I love getting a gel manicure every few weeks (shellac is life) but I heard someone say something about the lamps being possibly hazardous for your skin. I guess it makes sense that if tanning beds increase your risk of skin cancer, the UV lamps could do too? Please help!
As someone who is evangelical about the necessity of sunscreen to the point of always having the 'truck driver sun damage' Google Image tab open on my phone in case I need to fight my corner, I love this letter! It’s great to know that I’m not the only one obsessing over these things when I should be having a nice quiet drink at the pub.
You’re right that tanning beds are shockingly bad for your skin, both in terms of exponentially increasing your risk of skin cancer, and also on an aesthetic level (a tan might look nice now, but UV light will ravage all your lovely youth-boosting collagen and elastin faster than you can say "golden brown"). For anyone unfamiliar with gel manicures, instead of air-drying the polish as normal, gel polishes are 'cured' under a UV light which makes them dry almost instantly and last up to two weeks.
A definitive answer is above my pay grade, so I called in consultant dermatologist Dr Justine Kluk for some advice: "While there is no doubt that tanning beds increase the risk of skin cancer, current evidence on the carcinogenic risk of UV nail lamps is variable and controversial," she told R29. There are a few studies floating around out there. One I’ve read suggests that a biweekly gel manicure is only equivalent to an extra 17 seconds a day outside, but quite often, the studies are produced or paid for by people who have connections to nail care brands, which obviously puts a question mark against their neutrality.
Dr Kluk agrees: "Some studies suggest that the risk is clinically significant and there have been a small number of case reports linking the use of UV nail lamps to the development of skin cancer on the hand, while other studies have concluded that the exposure risk is negligible and that thousands of individuals would need to use one of these lamps regularly for one to develop a squamous cell carcinoma (a type of skin cancer) on the back of the hand."
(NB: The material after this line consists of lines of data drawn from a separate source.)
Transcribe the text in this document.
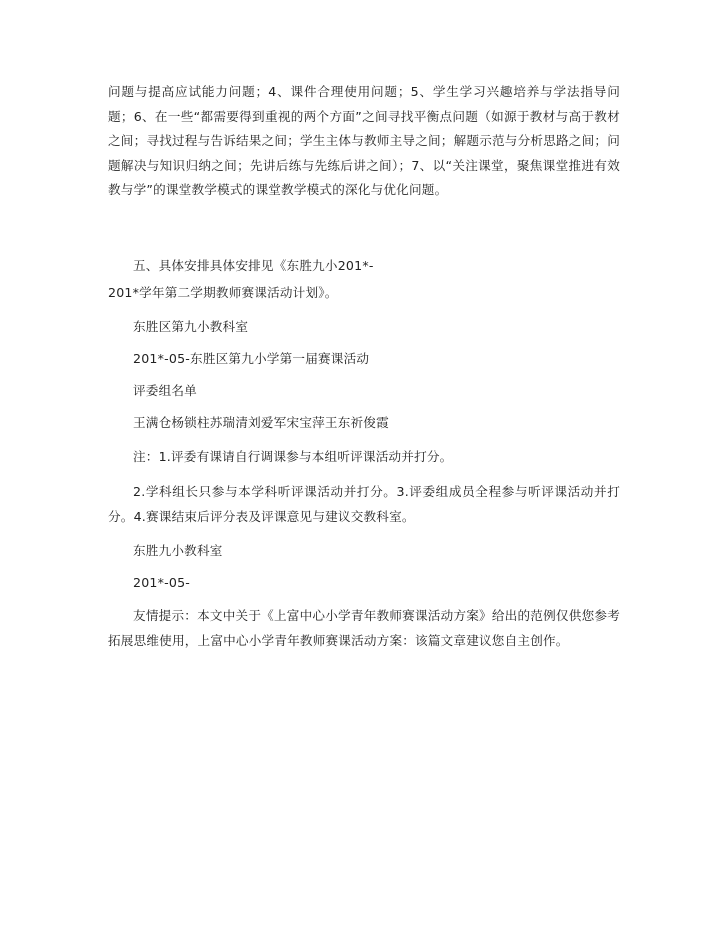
问题与提高应试能力问题；4、课件合理使用问题；5、学生学习兴趣培养与学法指导问题；6、在一些“都需要得到重视的两个方面”之间寻找平衡点问题（如源于教材与高于教材之间；寻找过程与告诉结果之间；学生主体与教师主导之间；解题示范与分析思路之间；问题解决与知识归纳之间；先讲后练与先练后讲之间）；7、以“关注课堂，聚焦课堂推进有效教与学”的课堂教学模式的课堂教学模式的深化与优化问题。

五、具体安排具体安排见《东胜九小201*-

201*学年第二学期教师赛课活动计划》。

东胜区第九小教科室

201*-05-东胜区第九小学第一届赛课活动

评委组名单

王满仓杨锁柱苏瑞清刘爱军宋宝萍王东祈俊霞

注：1.评委有课请自行调课参与本组听评课活动并打分。

2.学科组长只参与本学科听评课活动并打分。3.评委组成员全程参与听评课活动并打分。4.赛课结束后评分表及评课意见与建议交教科室。

东胜九小教科室

201*-05-

友情提示：本文中关于《上富中心小学青年教师赛课活动方案》给出的范例仅供您参考拓展思维使用，上富中心小学青年教师赛课活动方案：该篇文章建议您自主创作。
There’s also just not that much research yet – searching for tanning bed studies on the US National Library of Medicine database, which aggregates clinical trials, brings up some 579 studies; searching for various keywords around gel manicures brings up 24 at best. Plus, as Dr Kluk pointed out: "A further challenge is that there are a multitude of different brands using different types of bulbs."
Overall, we’re not yet at a point where we can say definitively. However, I’m a big believer that an ounce of prevention is worth a pound of cure, and I think where UV damage is concerned, that pound becomes a tonne. Dr Kluk agreed: "The bottom line is that we don’t yet know for sure whether exposure from typical use of these lamps, for example less than five minutes twice per month, does actually increase the risk of skin cancer and until then, caution must be advised." She continued: "There’s no UK guidance so far, but Skin Cancer Foundation in the USA and the American Academy of Dermatology recommend that prior to a gel manicure, clients should apply a broad-spectrum sunscreen to the hands."
Considering that it’s that or some Ash Ketchum-style fingerless gloves, I’d go for the SPF.